Avevamo spuntato preventivamente l’accordo con i fornai, che distribuissero in quei precisi tre giorni, fino ad esaurimento, i loro prodotti dentro questi sacchetti che gli fornivamo gratuitamente. Un altro modo per finire sulla tovaglia da pranzo delle famiglie e far parlare di sé.

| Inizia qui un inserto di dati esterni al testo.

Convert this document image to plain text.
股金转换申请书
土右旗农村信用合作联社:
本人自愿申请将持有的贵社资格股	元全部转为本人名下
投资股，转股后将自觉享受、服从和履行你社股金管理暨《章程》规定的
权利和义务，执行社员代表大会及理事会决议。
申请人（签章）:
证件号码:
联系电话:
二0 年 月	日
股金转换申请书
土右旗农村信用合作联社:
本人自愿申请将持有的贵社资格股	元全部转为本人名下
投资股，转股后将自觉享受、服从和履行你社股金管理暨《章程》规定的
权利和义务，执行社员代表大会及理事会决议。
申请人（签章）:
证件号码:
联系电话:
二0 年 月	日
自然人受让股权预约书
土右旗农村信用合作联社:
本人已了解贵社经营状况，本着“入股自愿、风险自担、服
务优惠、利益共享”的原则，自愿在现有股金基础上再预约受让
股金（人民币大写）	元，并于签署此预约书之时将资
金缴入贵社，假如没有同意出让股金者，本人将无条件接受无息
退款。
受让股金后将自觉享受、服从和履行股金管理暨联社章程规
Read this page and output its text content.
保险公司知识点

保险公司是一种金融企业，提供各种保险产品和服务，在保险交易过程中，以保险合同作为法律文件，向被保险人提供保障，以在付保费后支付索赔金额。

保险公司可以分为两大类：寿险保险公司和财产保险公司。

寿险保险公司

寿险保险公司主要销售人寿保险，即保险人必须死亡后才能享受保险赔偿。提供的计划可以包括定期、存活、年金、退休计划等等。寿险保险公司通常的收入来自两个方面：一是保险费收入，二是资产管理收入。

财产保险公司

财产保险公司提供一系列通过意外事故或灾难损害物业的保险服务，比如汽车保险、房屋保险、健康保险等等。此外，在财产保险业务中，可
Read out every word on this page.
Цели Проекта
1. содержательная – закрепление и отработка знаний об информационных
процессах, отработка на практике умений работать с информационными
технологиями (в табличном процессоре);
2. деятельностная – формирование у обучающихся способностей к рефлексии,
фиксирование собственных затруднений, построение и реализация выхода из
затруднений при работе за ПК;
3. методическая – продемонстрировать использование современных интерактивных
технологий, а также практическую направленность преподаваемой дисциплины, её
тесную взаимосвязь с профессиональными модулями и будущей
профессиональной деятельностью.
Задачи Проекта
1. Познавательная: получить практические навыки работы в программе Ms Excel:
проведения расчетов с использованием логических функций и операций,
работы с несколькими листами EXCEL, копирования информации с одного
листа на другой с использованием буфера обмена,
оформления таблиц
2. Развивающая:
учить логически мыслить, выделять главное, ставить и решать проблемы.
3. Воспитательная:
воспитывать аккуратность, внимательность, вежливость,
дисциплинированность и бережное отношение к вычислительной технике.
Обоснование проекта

La MELA della fiducia: anche se non hanno vinto, una delle liste a noi avversarie ha avuto un’idea che reputo altrettanto brillante. Hanno girato nei quartieri con un furgocino da fruttivendolo, suonando i campanelli e regalando mele con il loro brand sull’etichetta. Puntavano ad affermare il concept della fiducia e della generosità e di certo hanno suscitato sorpresa per lo più positiva. Forse, però, non avevano pensato a facili giochi di parole con i quali l’iniziativa è stata un po’ smontata (da noi e altri).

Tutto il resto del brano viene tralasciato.